Weighted norm inequalities of (1,q)-type for integral and fractional maximal operators

TL;DR

This paper investigates weighted norm inequalities of (1,q)-type for integral and fractional maximal operators, providing characterizations relevant to sublinear elliptic equations and harmonic analysis.

Contribution

It introduces new weighted inequality characterizations for integral and fractional maximal operators, extending understanding in elliptic PDEs and harmonic analysis.

Findings

Characterized strong- and weak-type (1,q) inequalities for integral operators.

Established (1,q)-Carleson measure inequalities for Poisson integrals.

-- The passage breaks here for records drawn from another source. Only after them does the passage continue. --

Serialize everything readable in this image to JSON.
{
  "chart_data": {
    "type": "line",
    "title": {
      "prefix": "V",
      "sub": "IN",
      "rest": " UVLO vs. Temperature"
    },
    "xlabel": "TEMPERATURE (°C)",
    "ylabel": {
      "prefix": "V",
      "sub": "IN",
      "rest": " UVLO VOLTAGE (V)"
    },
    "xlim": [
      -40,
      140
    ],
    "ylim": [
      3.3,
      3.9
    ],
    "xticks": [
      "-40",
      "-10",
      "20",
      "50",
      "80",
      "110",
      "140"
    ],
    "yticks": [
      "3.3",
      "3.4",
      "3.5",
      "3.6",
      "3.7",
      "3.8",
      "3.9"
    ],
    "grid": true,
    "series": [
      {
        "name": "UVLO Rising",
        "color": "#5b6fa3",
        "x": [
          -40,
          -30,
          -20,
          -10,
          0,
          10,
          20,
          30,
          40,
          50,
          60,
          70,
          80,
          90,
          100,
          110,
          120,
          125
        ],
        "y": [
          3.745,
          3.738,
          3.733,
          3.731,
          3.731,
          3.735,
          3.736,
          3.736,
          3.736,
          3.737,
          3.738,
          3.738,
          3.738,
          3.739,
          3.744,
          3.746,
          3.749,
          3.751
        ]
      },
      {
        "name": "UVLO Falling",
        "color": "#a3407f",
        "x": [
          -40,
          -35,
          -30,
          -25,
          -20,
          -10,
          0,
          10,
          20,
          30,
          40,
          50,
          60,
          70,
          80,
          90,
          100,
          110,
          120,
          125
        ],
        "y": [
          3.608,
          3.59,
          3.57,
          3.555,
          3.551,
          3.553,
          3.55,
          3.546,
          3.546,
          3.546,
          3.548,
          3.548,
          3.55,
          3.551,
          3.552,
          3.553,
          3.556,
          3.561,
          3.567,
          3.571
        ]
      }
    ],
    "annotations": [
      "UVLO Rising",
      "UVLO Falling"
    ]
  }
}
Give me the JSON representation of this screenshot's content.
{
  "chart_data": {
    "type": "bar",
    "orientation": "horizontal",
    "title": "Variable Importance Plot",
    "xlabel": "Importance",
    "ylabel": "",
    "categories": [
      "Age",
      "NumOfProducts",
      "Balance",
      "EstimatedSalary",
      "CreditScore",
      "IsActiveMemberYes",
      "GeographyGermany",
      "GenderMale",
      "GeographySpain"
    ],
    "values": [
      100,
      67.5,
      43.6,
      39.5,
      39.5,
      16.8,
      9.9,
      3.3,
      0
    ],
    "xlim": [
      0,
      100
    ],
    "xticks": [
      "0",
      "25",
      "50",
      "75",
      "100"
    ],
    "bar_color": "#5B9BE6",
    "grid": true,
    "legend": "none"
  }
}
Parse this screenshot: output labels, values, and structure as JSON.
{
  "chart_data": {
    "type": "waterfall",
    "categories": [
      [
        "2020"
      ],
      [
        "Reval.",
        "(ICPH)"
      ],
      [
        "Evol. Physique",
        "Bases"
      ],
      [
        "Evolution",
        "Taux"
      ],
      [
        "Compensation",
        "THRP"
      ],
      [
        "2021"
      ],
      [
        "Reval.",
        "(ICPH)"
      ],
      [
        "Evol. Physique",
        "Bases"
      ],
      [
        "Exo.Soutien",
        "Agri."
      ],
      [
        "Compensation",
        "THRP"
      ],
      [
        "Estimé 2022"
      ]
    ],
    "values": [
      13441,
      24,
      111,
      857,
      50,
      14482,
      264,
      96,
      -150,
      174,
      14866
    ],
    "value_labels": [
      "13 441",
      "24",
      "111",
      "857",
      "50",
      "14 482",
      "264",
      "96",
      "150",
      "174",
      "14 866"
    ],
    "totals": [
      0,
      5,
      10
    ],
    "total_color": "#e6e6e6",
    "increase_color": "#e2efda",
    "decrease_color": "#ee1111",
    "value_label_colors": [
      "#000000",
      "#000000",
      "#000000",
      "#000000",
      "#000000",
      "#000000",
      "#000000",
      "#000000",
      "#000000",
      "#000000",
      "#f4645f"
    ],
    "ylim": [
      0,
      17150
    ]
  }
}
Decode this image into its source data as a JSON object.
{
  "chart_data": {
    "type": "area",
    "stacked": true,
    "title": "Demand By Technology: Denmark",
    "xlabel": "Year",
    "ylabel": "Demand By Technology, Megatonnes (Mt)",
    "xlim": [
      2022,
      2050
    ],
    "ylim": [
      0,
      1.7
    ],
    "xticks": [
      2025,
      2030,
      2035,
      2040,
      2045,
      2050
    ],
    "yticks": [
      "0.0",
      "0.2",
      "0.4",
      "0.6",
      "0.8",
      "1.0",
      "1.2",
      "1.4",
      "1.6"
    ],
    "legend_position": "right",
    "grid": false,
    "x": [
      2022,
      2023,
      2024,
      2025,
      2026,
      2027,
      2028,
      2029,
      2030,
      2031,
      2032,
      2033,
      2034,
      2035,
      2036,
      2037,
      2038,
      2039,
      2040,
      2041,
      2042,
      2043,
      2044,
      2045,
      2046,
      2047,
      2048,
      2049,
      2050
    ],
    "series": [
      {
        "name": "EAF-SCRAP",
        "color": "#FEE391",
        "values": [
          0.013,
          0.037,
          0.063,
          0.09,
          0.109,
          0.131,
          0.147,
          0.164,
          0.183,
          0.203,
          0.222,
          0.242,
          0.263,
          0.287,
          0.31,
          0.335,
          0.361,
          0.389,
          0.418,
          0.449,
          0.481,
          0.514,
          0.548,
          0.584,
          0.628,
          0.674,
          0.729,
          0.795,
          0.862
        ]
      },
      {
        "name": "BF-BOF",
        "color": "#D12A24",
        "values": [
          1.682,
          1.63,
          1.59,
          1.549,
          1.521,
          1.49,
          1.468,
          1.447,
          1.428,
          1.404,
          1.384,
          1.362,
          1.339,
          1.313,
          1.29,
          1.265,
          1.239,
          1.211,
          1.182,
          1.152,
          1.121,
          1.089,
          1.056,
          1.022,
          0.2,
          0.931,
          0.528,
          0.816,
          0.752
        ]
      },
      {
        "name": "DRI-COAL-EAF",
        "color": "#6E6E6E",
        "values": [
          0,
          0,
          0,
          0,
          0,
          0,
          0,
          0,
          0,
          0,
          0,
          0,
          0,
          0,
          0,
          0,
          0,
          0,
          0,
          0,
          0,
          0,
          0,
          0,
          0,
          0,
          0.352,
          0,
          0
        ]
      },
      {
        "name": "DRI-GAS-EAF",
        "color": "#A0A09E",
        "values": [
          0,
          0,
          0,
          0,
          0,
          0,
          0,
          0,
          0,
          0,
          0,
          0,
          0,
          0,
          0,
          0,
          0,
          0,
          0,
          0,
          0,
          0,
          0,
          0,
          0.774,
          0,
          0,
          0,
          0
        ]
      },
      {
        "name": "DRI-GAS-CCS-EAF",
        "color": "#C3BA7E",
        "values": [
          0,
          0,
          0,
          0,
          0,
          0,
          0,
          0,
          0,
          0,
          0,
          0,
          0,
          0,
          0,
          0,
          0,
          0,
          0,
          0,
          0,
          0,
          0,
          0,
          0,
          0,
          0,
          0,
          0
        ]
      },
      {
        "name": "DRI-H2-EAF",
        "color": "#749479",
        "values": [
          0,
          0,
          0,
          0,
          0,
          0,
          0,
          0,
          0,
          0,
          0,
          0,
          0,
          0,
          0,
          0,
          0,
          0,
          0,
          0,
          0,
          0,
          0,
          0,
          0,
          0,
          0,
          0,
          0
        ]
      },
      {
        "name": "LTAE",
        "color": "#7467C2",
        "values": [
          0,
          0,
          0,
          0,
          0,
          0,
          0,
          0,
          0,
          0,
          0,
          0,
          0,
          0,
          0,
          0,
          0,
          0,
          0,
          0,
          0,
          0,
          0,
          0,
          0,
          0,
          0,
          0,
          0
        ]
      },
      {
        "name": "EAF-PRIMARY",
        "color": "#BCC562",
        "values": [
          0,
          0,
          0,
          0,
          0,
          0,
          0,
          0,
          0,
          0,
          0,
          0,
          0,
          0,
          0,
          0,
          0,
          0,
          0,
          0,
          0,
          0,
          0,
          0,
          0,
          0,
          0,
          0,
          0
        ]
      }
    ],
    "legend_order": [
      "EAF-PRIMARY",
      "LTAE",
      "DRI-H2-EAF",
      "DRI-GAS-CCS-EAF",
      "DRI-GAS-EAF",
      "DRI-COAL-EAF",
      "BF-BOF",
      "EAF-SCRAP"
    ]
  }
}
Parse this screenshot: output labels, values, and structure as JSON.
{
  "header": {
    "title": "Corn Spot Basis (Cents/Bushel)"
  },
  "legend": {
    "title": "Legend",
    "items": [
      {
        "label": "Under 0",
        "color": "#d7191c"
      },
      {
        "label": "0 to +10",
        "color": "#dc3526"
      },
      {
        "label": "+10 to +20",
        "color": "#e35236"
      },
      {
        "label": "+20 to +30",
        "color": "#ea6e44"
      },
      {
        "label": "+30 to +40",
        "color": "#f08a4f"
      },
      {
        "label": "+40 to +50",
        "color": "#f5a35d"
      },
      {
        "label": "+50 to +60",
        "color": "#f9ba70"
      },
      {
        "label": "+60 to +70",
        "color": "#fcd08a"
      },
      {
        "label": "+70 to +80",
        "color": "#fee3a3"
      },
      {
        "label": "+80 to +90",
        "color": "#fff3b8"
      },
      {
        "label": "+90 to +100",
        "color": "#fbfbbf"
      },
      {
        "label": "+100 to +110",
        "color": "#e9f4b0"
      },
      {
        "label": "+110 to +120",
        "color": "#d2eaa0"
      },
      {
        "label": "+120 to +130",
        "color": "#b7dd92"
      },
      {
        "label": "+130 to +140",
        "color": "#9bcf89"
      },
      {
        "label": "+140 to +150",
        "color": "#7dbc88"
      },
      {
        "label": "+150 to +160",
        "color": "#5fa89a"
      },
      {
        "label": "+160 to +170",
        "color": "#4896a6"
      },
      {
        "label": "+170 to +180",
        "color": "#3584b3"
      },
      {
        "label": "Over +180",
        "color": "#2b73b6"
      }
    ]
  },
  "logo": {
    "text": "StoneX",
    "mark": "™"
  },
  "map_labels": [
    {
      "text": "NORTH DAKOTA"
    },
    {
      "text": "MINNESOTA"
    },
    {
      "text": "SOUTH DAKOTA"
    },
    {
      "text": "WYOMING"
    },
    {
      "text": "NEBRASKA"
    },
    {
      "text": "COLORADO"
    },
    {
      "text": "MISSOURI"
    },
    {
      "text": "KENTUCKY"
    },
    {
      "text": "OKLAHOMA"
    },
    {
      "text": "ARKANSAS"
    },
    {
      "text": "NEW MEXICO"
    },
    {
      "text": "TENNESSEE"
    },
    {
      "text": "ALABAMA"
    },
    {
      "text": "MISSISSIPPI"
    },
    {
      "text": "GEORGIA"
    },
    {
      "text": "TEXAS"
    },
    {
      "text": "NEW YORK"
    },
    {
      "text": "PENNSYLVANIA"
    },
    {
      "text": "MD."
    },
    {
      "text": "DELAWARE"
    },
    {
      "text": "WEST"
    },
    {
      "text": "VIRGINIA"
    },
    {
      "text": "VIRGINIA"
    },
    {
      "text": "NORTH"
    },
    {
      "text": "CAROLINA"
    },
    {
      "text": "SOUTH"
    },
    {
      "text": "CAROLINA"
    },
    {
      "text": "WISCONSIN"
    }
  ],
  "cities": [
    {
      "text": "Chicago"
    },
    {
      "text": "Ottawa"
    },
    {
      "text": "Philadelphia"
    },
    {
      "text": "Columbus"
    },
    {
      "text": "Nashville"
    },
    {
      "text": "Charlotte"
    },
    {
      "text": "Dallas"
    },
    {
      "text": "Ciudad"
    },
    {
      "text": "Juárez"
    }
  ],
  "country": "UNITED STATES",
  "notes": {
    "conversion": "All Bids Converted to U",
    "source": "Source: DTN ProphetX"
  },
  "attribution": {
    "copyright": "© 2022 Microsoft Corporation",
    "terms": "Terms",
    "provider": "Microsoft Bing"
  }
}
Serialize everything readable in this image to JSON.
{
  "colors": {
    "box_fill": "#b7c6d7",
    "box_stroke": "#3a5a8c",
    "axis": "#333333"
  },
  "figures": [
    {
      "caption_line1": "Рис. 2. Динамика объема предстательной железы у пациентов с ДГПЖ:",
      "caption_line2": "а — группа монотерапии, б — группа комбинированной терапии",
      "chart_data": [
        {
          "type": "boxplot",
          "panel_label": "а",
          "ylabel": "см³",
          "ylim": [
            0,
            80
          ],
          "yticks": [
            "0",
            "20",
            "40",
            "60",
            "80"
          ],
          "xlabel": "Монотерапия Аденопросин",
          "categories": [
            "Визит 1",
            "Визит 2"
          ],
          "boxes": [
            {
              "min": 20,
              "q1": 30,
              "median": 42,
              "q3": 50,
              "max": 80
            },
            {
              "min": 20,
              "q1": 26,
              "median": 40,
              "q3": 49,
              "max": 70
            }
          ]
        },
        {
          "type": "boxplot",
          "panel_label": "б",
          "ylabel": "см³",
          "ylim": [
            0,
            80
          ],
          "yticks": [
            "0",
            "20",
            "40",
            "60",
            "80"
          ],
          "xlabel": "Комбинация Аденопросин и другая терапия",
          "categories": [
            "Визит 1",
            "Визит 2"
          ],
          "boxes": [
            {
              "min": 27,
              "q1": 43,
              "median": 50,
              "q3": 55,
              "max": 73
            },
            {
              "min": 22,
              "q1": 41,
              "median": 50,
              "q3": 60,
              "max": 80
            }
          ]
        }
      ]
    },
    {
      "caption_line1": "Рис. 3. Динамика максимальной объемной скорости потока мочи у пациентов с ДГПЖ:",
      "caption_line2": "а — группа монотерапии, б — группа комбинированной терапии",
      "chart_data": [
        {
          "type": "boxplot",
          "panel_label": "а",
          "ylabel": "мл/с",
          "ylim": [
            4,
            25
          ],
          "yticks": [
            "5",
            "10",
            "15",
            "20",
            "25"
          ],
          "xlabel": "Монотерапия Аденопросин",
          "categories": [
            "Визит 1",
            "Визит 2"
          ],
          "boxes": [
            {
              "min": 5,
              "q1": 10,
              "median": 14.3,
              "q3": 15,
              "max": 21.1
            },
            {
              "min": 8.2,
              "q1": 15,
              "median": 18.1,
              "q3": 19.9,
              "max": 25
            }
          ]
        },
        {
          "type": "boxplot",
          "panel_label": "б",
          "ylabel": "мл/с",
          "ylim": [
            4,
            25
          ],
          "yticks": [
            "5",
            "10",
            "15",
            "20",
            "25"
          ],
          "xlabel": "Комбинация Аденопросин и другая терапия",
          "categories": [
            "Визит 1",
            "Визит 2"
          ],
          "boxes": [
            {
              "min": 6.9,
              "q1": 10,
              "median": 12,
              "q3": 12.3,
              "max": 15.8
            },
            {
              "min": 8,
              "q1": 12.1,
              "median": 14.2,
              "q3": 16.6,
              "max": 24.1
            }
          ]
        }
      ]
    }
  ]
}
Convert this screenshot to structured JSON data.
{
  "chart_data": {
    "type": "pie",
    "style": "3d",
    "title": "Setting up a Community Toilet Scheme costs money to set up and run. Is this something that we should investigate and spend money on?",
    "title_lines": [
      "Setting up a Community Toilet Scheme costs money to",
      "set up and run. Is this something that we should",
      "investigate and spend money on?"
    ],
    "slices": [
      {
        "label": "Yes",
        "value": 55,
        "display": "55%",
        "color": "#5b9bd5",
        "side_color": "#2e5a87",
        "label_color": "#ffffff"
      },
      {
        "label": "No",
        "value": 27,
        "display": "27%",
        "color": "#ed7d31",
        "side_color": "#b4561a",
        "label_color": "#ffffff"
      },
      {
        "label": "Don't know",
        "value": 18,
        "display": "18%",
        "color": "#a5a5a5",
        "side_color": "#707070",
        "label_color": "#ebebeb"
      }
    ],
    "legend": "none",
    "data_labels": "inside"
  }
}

Extended results to fractional maximal operators on n.

Abstract

We study weighted norm inequalities of $(1,q)$- type for $0<q<1$, $\Vert \mathbf{G} \nu \Vert_{L^q(\Omega, d \sigma)} \le C \, \Vert \nu \Vert, \quad \text{for all positive measures $\nu$ in $\Omega$},$ along with their weak-type counterparts, where $\Vert \nu \Vert=\nu(\Omega)$, and $G$ is an integral operator with nonnegative kernel, $\mathbf{G} \nu(x) = \int_\Omega G(x, y) d \nu(y).$ These problems are motivated by sublinear elliptic equations in a domain $\Omega\subset\mathbb{R}^n$ with non-trivial Green's function $G(x, y)$ associated with the Laplacian, fractional Laplacian, or more general elliptic operator. We also treat fractional maximal operators $M_\alpha$ ($0\le \alpha<n$) on $\mathbb{R}^n$, and characterize strong- and weak-type $(1,q)$-inequalities for $M_\alpha$ and more general maximal operators, as well as $(1,q)$-Carleson measure inequalities for Poisson integrals.